On Tue, May 04, 2021 at 12:14:20PM -0700, Eric Biggers wrote:
> On Tue, May 04, 2021 at 10:55:44AM -0700, harshad shirwadkar wrote:
> > > However, wouldn't it be easier to just add __attribute__((packed)) to the
> > > definition of struct journal_block_tag_t?
> > While we know that journal_block_tag_t can be unaligned, our code
> > should still ensure that we are reading this struct in an
> > alignment-safe way (like Ted's patch does). IIUC, using
> > __attribute__((packed)) might result in us keeping the door open for
> > unaligned accesses in future. If someone tries to read 4 bytes
> > starting at &journal_block_tag_t->t_flags, with attribute packed,
> > UBSAN won't complain but this may still cause issues on some
> > architectures.
> 
> I don't understand your concern here.  Accesses to a packed struct are assumed
> to be unaligned -- that's why I suggested it.  The packed attribute is pretty
> widely used to implement unaligned accesses in C (as an alternative to memcpy()
> or explicit byte-by-byte accesses, both of which also work, though the latter
> seems to run into an UBSAN bug in this case).

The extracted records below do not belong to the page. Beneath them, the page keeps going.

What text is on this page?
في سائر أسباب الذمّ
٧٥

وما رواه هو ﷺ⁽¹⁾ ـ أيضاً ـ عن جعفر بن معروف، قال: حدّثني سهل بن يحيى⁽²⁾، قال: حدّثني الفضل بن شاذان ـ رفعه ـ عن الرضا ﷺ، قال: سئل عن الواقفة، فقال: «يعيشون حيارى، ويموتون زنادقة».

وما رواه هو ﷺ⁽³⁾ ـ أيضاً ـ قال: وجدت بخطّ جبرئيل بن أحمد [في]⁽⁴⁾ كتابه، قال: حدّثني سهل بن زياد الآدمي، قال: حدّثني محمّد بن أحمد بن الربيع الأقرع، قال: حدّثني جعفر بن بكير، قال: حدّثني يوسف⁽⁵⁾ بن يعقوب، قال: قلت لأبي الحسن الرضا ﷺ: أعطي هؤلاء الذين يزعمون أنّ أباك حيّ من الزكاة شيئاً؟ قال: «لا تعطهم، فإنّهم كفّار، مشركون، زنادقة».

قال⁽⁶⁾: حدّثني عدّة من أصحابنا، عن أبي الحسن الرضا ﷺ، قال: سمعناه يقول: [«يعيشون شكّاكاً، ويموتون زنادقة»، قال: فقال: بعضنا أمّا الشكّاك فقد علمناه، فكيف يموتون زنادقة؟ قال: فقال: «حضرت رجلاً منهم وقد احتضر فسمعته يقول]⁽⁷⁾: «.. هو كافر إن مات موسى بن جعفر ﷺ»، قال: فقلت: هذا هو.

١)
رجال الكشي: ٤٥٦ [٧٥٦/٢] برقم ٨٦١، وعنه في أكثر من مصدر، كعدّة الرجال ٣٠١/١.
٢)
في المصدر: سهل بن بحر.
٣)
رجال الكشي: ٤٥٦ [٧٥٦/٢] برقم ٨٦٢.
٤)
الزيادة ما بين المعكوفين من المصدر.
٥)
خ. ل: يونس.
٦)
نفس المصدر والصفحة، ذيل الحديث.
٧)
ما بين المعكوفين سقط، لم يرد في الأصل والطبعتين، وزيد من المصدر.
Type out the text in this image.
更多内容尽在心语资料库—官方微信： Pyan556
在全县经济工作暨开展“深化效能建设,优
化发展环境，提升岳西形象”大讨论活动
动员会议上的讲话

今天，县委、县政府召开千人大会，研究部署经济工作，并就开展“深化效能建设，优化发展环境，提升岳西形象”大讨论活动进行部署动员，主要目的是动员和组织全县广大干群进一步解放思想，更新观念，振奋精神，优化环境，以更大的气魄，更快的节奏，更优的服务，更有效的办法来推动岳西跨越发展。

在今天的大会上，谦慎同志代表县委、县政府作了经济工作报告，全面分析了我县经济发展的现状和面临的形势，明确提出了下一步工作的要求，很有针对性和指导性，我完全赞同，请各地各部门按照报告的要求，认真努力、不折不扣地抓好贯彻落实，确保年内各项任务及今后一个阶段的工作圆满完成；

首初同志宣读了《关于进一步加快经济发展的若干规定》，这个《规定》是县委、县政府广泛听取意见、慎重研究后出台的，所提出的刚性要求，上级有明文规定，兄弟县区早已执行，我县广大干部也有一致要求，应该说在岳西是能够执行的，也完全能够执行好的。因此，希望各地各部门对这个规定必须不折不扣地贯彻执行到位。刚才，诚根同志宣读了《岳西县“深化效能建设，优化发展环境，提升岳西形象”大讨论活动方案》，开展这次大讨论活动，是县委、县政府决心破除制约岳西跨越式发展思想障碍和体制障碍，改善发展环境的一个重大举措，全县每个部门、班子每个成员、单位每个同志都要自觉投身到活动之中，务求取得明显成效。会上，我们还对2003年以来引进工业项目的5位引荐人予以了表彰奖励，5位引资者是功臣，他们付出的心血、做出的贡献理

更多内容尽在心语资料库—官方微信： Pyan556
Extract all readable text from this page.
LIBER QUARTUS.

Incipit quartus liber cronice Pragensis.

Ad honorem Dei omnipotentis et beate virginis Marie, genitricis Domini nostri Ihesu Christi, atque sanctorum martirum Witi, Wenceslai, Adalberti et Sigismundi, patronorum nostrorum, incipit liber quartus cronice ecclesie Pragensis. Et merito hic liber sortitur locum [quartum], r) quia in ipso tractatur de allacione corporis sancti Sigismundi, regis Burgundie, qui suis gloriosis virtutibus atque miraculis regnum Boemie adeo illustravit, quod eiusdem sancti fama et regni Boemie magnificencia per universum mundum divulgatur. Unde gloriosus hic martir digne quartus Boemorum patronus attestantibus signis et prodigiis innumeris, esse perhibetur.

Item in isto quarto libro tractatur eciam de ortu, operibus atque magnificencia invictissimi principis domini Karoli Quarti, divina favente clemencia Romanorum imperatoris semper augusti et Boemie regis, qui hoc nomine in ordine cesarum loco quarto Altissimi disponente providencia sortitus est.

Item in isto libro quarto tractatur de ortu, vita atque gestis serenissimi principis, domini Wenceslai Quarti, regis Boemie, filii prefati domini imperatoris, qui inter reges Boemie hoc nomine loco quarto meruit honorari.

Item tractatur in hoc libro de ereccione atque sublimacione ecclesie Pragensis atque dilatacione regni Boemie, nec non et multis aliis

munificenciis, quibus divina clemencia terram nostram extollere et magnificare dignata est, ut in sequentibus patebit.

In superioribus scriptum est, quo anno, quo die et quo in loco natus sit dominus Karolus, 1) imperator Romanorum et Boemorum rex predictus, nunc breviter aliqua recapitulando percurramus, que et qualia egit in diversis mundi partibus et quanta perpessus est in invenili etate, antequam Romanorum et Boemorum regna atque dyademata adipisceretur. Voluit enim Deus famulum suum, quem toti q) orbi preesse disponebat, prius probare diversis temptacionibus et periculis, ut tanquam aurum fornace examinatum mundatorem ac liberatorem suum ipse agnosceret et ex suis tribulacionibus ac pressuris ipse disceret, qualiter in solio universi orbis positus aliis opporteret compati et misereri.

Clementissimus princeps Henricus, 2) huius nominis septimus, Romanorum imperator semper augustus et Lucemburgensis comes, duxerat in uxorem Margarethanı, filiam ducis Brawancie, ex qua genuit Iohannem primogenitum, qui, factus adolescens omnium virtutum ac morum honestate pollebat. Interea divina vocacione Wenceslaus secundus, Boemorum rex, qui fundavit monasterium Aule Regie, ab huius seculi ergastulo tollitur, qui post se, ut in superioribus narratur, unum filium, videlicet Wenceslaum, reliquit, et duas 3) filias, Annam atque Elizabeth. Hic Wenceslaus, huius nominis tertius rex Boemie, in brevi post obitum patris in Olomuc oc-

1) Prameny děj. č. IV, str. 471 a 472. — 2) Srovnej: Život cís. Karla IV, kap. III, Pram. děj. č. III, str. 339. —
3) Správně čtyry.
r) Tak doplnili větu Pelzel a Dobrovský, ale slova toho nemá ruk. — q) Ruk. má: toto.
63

So part of the problem is that documentation for
__attribute__((packed)) is terrible.  From the GCC documentation:

  'packed'
       The 'packed' attribute specifies that a structure member should
       have the smallest possible alignment--one bit for a bit-field and
       one byte otherwise, unless a larger value is specified with the
       'aligned' attribute.  The attribute does not apply to non-member
       objects.

       For example in the structure below, the member array 'x' is packed
       so that it immediately follows 'a' with no intervening padding:

            struct foo
            {
              char a;
              int x[2] __attribute__ ((packed));
            };

       _Note:_ The 4.1, 4.2 and 4.3 series of GCC ignore the 'packed'
       attribute on bit-fields of type 'char'.  This has been fixed in GCC
       4.4 but the change can lead to differences in the structure layout.
       See the documentation of '-Wpacked-bitfield-compat' for more
       information.

I was under the impression that the only thing the packed attribute
did was to change the structure layout.  So I was about to reply with
a message saying, "How does this do anything?  The structure is
already packed, so isn't this a no-op?"

But I did the experiment, and your suggestion worked.... so I then
started digging for documentation for this being guaranteed behavior
for gcc and clang.... and I found nothing but blog posts.  One of them
is by Roland Dreir (infiniband Linux hacker):

http://digitalvampire.org/blog/index.php/2006/07/31/why-you-shouldnt-use-__attribute__packed/

which does state:

   But adding __attribute__((packed)) goes further than just telling
   gcc that it shouldn’t add padding — it also tells gcc that it can’t
   make any assumptions about the alignment of accesses to structure
   members

But I wouldn't exactly call this documented behavior on the part of
GCC.  I guess we could hope that behavior that apparently has been
around for 15+ years is probably not going to change on us, but I
would really prefer something in writing.  :-)



						- Ted

P.S.  Roland's blog goes on to say:

   ... And this leads to disastrously bad code on some architectures.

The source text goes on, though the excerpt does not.